Thursday, 14 September 2017

David Kelley on John Searle’s Philosophy of Mind

David Kelley's review of John Searle’s Mind: A Brief Introduction is worth reading. As the review’s title, “Still Deferring to Descartes?”, indicates, Kelley’s main point is that even though Searle is a prominent critic of Cartesian dualism, he is not fully free of Cartesianism. Some kind of dualism is there in Searle’s philosophy of mind.

Kelley points out that several contemporary thinkers, who reject Cartesian dualism, accept an amended dualistic view which is called “property dualism.” Property dualism “holds that while there is only one entity in the equation—the brain or, in some versions, the person—that entity has both mental and physical properties, and those properties are as radically distinct as Descartes alleged.”

In his book, Searle says that mental states are ontologically irreducible to neural states, but they are causally reducible. But this can lead to the conclusion that consciousness is simply a byproduct of brain's evolution—consciousness is real but it is causally inert. However, Kelley clarifies that this is not Searle’s position.

In several chapters of his book, Searle discusses “the nature of deliberate rational action, the possibility of free will, and the nature of the self, and in each of these areas he seems to attribute a vital causal role to consciousness.”

Searle’s argument is that when people choose between alternatives, make decisions and take action, they act with a sense of “I.” They have a first person awareness of themselves as subjects of experience and as agents of action.

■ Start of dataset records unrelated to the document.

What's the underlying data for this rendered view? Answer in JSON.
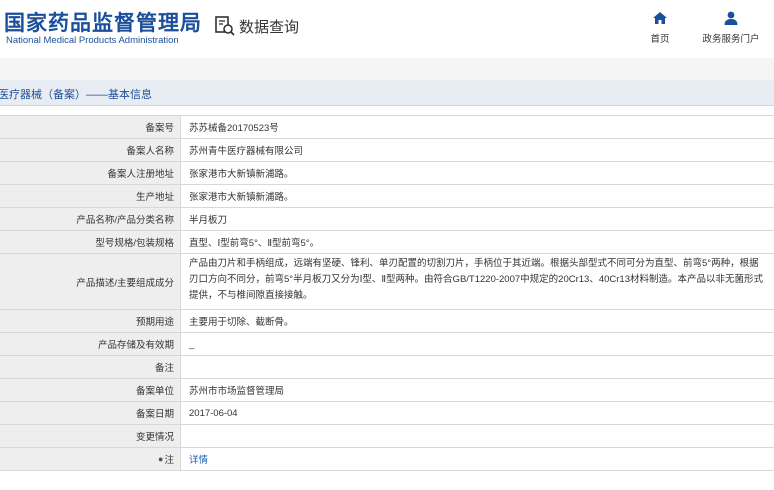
{
  "header": {
    "logo_cn": "国家药品监督管理局",
    "logo_en": "National Medical Products Administration",
    "query_label": "数据查询",
    "nav": {
      "home": "首页",
      "portal": "政务服务门户"
    }
  },
  "section": {
    "title": "医疗器械（备案）——基本信息"
  },
  "rows": [
    {
      "label": "备案号",
      "value": "苏苏械备20170523号"
    },
    {
      "label": "备案人名称",
      "value": "苏州青牛医疗器械有限公司"
    },
    {
      "label": "备案人注册地址",
      "value": "张家港市大新镇新浦路。"
    },
    {
      "label": "生产地址",
      "value": "张家港市大新镇新浦路。"
    },
    {
      "label": "产品名称/产品分类名称",
      "value": "半月板刀"
    },
    {
      "label": "型号规格/包装规格",
      "value": "直型、Ⅰ型前弯5°、Ⅱ型前弯5°。"
    },
    {
      "label": "产品描述/主要组成成分",
      "value": "产品由刀片和手柄组成，远端有坚硬、锋利、单刃配置的切割刀片，手柄位于其近端。根据头部型式不同可分为直型、前弯5°两种，根据刃口方向不同分，前弯5°半月板刀又分为Ⅰ型、Ⅱ型两种。由符合GB/T1220-2007中规定的20Cr13、40Cr13材料制造。本产品以非无菌形式提供，不与椎间隙直接接触。"
    },
    {
      "label": "预期用途",
      "value": "主要用于切除、截断骨。"
    },
    {
      "label": "产品存储及有效期",
      "value": "_"
    },
    {
      "label": "备注",
      "value": ""
    },
    {
      "label": "备案单位",
      "value": "苏州市市场监督管理局"
    },
    {
      "label": "备案日期",
      "value": "2017-06-04"
    },
    {
      "label": "变更情况",
      "value": ""
    },
    {
      "label": "注",
      "value": "详情"
    }
  ],
  "icons": {
    "query": "search-document-icon",
    "home": "home-icon",
    "portal": "user-icon",
    "note": "pin-icon"
  },
  "colors": {
    "brand_blue": "#1a4f9c",
    "link_blue": "#1a5fb4",
    "label_bg": "#eeeeee",
    "section_bg": "#e8edf4"
  }
}
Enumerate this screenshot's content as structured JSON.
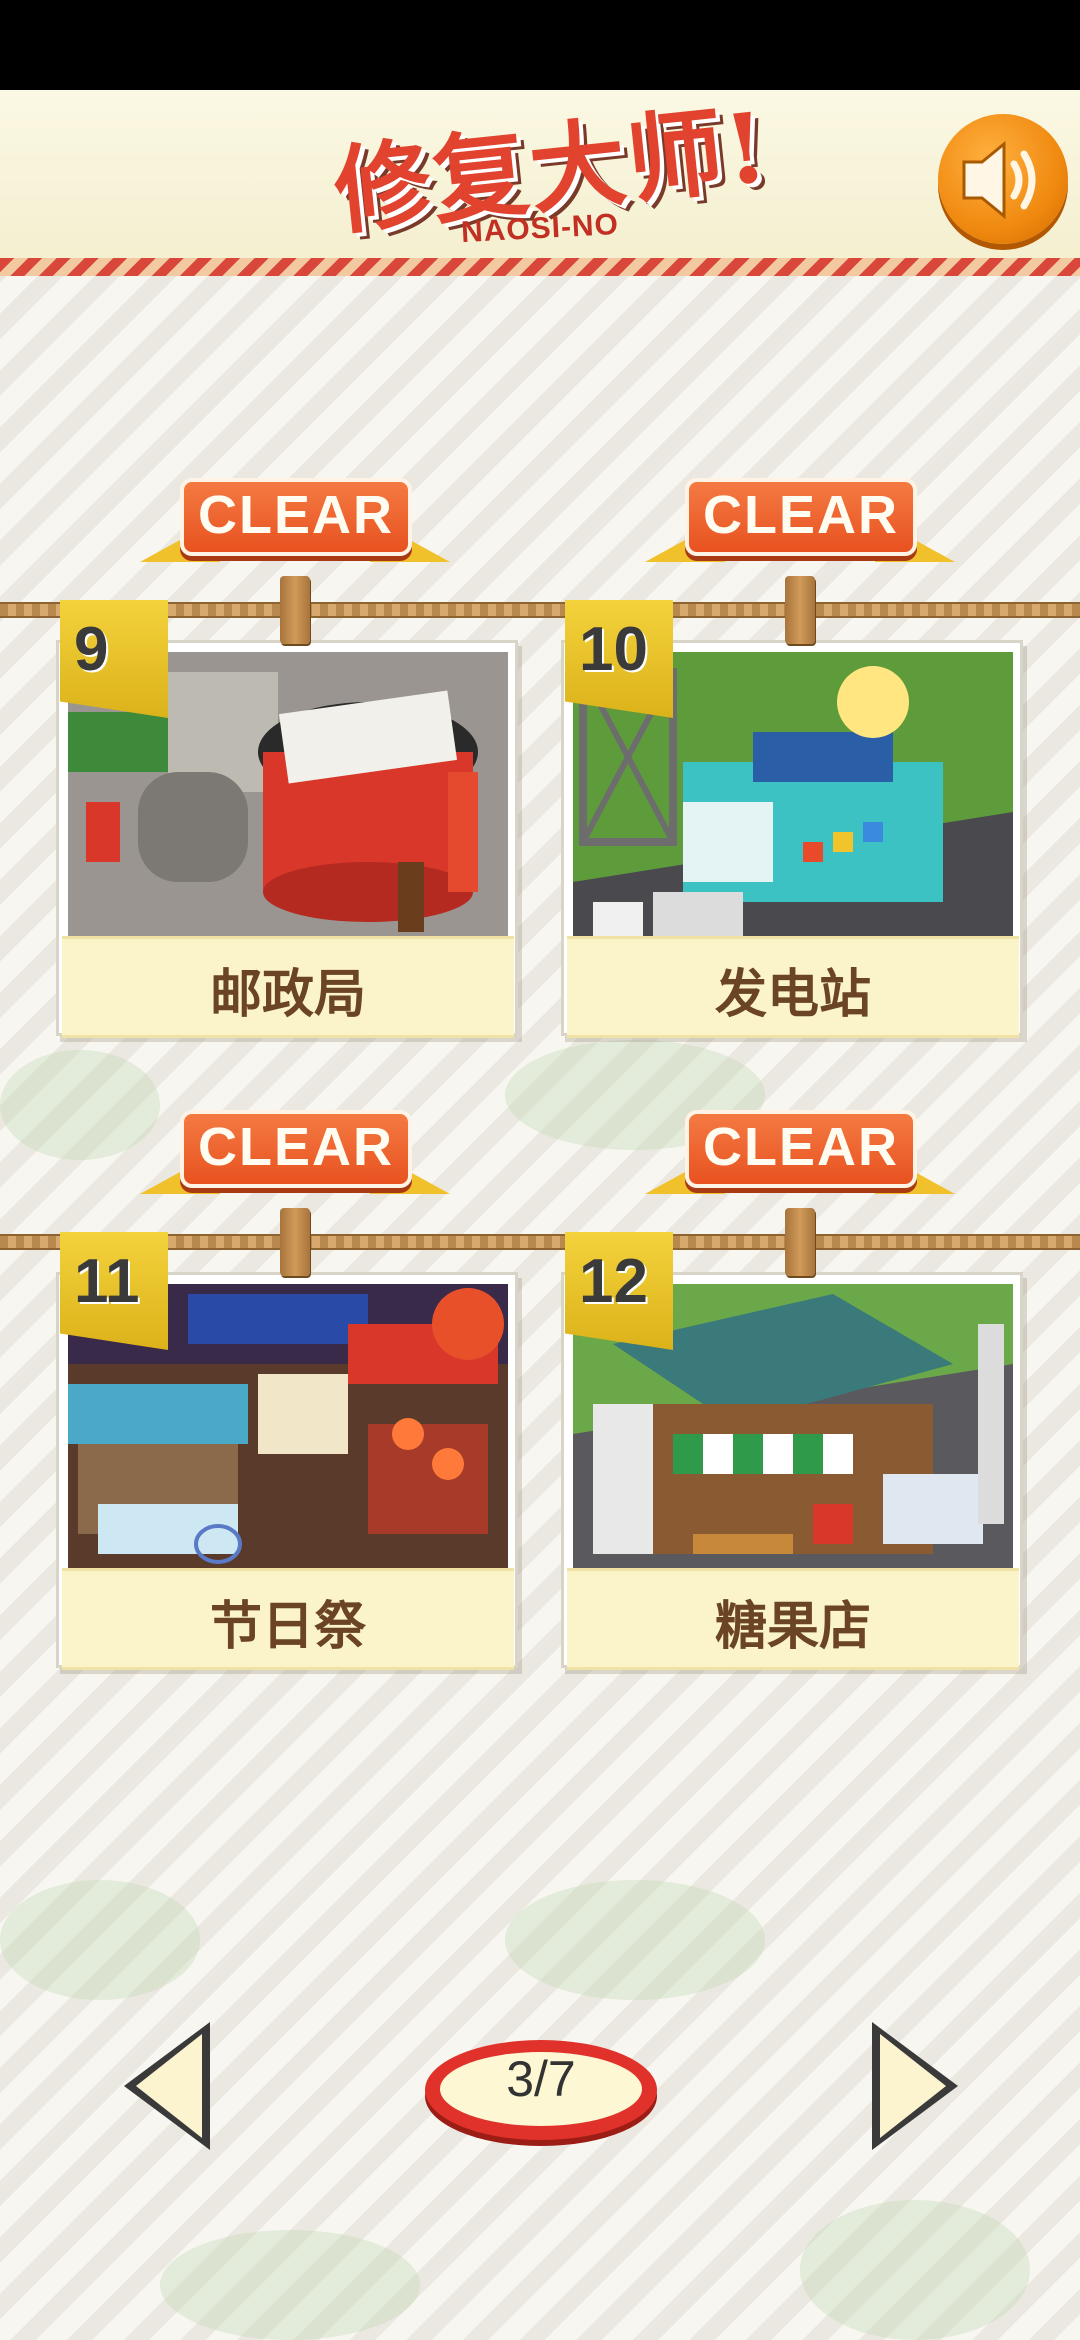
{
  "header": {
    "logo_cn": "修复大师!",
    "logo_en": "NAOSI-NO",
    "sound_icon": "speaker-icon"
  },
  "levels": [
    {
      "number": "9",
      "name": "邮政局",
      "status": "CLEAR",
      "scene": "post-office"
    },
    {
      "number": "10",
      "name": "发电站",
      "status": "CLEAR",
      "scene": "power-station"
    },
    {
      "number": "11",
      "name": "节日祭",
      "status": "CLEAR",
      "scene": "festival"
    },
    {
      "number": "12",
      "name": "糖果店",
      "status": "CLEAR",
      "scene": "candy-shop"
    }
  ],
  "pagination": {
    "page_label": "3/7",
    "prev_icon": "triangle-left-icon",
    "next_icon": "triangle-right-icon"
  },
  "colors": {
    "accent_orange": "#e85220",
    "tag_yellow": "#f3d23c",
    "label_brown": "#6a4424",
    "badge_red": "#e0322a"
  }
}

Kelley says that he is impressed by Searle’s argument that consciousness plays a causal role in human action. Here's an excerpt from Kelley's review:

“The unity of a person’s field of awareness, which allows him to bring rival goals and diverse information to bear on a decision, is something the person himself experiences but is not observable from the outside. The same is true of the difference we experience between our sense of agency when we act for a reason and the sense of passivity when we are moved by outside factors or by inner compulsions. Yet Searle also holds, as we saw, that the causal role of consciousness is nothing over and above the causal role of the neural substrate.”

Even though Kelley does not directly say that Searle is a property dualist, it is clear that Searle’s ideas are very close to property dualism. Kelley ends his review with praise for Searle’s work:

“Searle’s work in the philosophy of mind is at once a major contribution to philosophy and a crucial framework for interpreting neurobiology. Across a wide range of issues, Searle is insightful, well-informed, thoughtful, and thought-provoking. Mind: A Brief Introduction can be read with profit by anyone studying mind and brain from the perspective of virtually any discipline. It is an introduction that will open doors.”

Like Kelley, Edward Feser also finds some kid of dualism in Searle’s philosophy of mind. In his paper, “Why Searle Is a Property Dualist,” Feser argues that Searle’s anti-materialist arguments in philosophy of mind entail property dualism. According to Feser, property dualism is unavoidable in the way in which Searle describes his theory of biological naturalism.